En 2023, la République Démocratique du Congo confirme son rôle de moteur économique en Afrique centrale, malgré un contexte macroéconomique difficile. Alors que les investissements directs étrangers (IDE) ont chuté de 20 % dans la région pour atteindre 3,7 milliards USD, contre 4,6 milliards USD en 2022, la RDC a su tirer parti de son potentiel minier pour maintenir une position solide. Le secteur des mines, qui capte près de 40 % des flux d’IDE en Afrique centrale, reste au cœur de la croissance économique du pays.

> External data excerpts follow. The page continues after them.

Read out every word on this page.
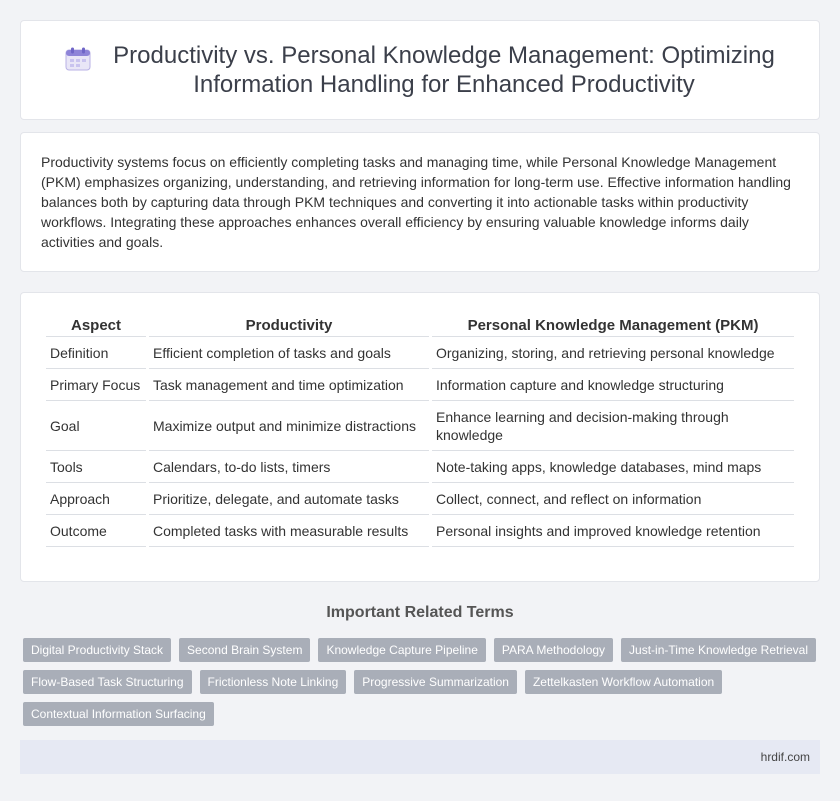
Productivity vs. Personal Knowledge Management: Optimizing
Information Handling for Enhanced Productivity

Productivity systems focus on efficiently completing tasks and managing time, while Personal Knowledge Management (PKM) emphasizes organizing, understanding, and retrieving information for long-term use. Effective information handling balances both by capturing data through PKM techniques and converting it into actionable tasks within productivity workflows. Integrating these approaches enhances overall efficiency by ensuring valuable knowledge informs daily activities and goals.

Aspect	Productivity	Personal Knowledge Management (PKM)
Definition	Efficient completion of tasks and goals	Organizing, storing, and retrieving personal knowledge
Primary Focus	Task management and time optimization	Information capture and knowledge structuring
Goal	Maximize output and minimize distractions	Enhance learning and decision-making through knowledge
Tools	Calendars, to-do lists, timers	Note-taking apps, knowledge databases, mind maps
Approach	Prioritize, delegate, and automate tasks	Collect, connect, and reflect on information
Outcome	Completed tasks with measurable results	Personal insights and improved knowledge retention
Important Related Terms
Digital Productivity Stack	Second Brain System	Knowledge Capture Pipeline	PARA Methodology	Just-in-Time Knowledge Retrieval
Flow-Based Task Structuring	Frictionless Note Linking	Progressive Summarization	Zettelkasten Workflow Automation
Contextual Information Surfacing
hrdif.com
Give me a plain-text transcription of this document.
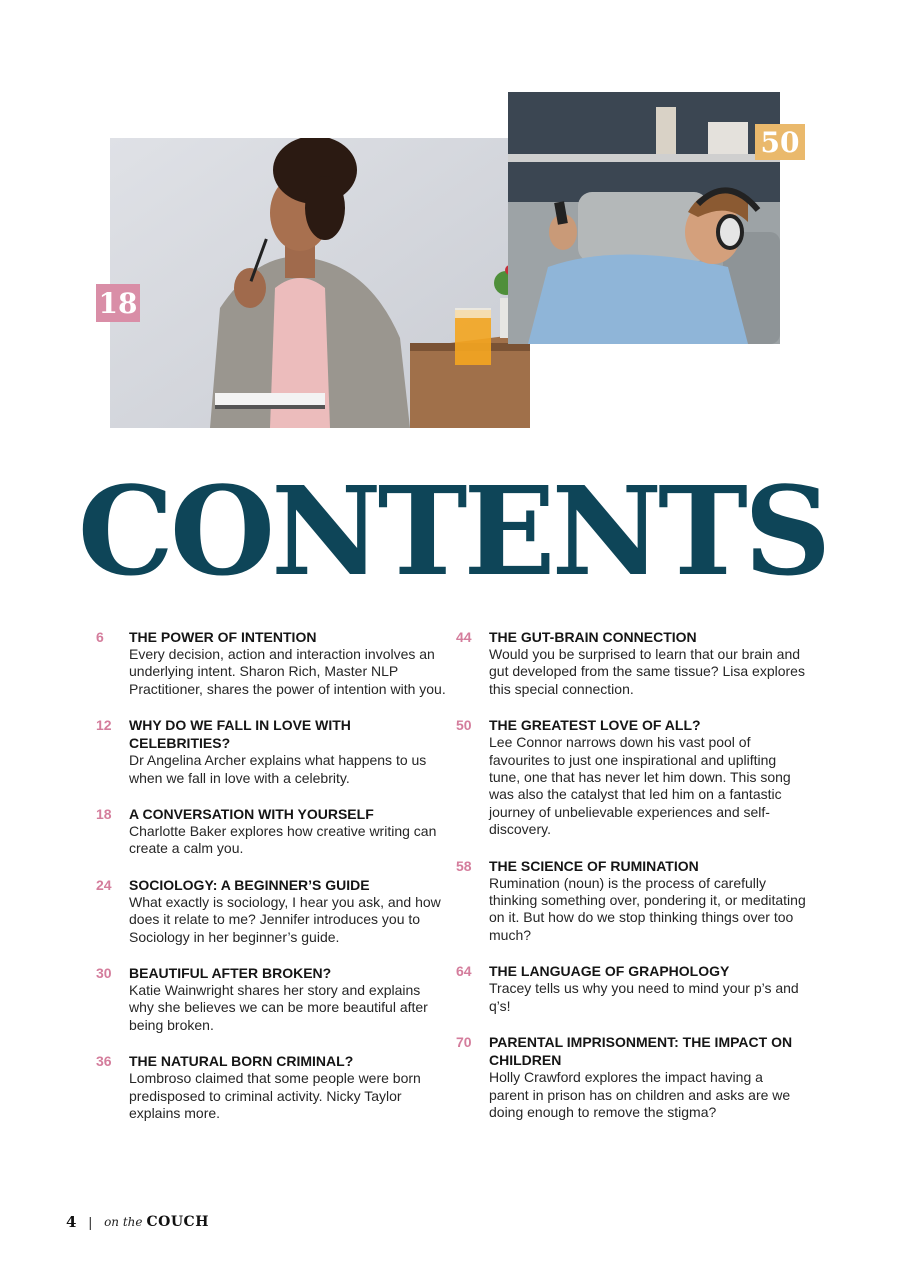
18
50
CONTENTS
6	THE POWER OF INTENTION
Every decision, action and interaction involves an underlying intent. Sharon Rich, Master NLP Practitioner, shares the power of intention with you.
12	WHY DO WE FALL IN LOVE WITH CELEBRITIES?
Dr Angelina Archer explains what happens to us when we fall in love with a celebrity.
18	A CONVERSATION WITH YOURSELF
Charlotte Baker explores how creative writing can create a calm you.
24	SOCIOLOGY: A BEGINNER’S GUIDE
What exactly is sociology, I hear you ask, and how does it relate to me? Jennifer introduces you to Sociology in her beginner’s guide.
30	BEAUTIFUL AFTER BROKEN?
Katie Wainwright shares her story and explains why she believes we can be more beautiful after being broken.
36	THE NATURAL BORN CRIMINAL?
Lombroso claimed that some people were born predisposed to criminal activity. Nicky Taylor explains more.
44	THE GUT-BRAIN CONNECTION
Would you be surprised to learn that our brain and gut developed from the same tissue? Lisa explores this special connection.
50	THE GREATEST LOVE OF ALL?
Lee Connor narrows down his vast pool of favourites to just one inspirational and uplifting tune, one that has never let him down. This song was also the catalyst that led him on a fantastic journey of unbelievable experiences and self-discovery.
58	THE SCIENCE OF RUMINATION
Rumination (noun) is the process of carefully thinking something over, pondering it, or meditating on it. But how do we stop thinking things over too much?
64	THE LANGUAGE OF GRAPHOLOGY
Tracey tells us why you need to mind your p’s and q’s!
70	PARENTAL IMPRISONMENT: THE IMPACT ON CHILDREN
Holly Crawford explores the impact having a parent in prison has on children and asks are we doing enough to remove the stigma?
4 | on the COUCH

Avec un stock d’IDE atteignant 34,6 milliards USD en 2023, la RDC se démarque par l’attractivité de ses ressources naturelles. Le sous-sol congolais, riche en cuivre, cobalt, or et lithium, continue d’attirer les multinationales, en dépit des fluctuations du marché mondial. L’exploitation du cuivre et du cobalt a notamment permis au pays d’enregistrer une croissance de 8,4 %, la plus forte de la Communauté Économique et Monétaire de l’Afrique Centrale (CEMAC). Cependant, cette performance économique est tempérée par une inflation élevée, atteignant 23,8 % à la fin de l’année, ce qui pèse sur le pouvoir d’achat des ménages.
La RDC cherche aujourd’hui à diversifier son économie pour réduire sa dépendance aux matières premières. Le développement d’infrastructures modernes, comme la rocade de Kinshasa, illustre cette volonté de diversification. Le pays s’ouvre également à des partenariats internationaux pour dynamiser d’autres secteurs tels que l’énergie, les télécommunications et l’agriculture, en vue de stabiliser ses recettes publiques et de générer de nouvelles sources de revenus. Un récent accord avec KazMunayGas (KMG) du Kazakhstan témoigne de cette dynamique, visant à explorer le potentiel pétrolier et gazier de la RDC tout en adoptant des technologies avancées.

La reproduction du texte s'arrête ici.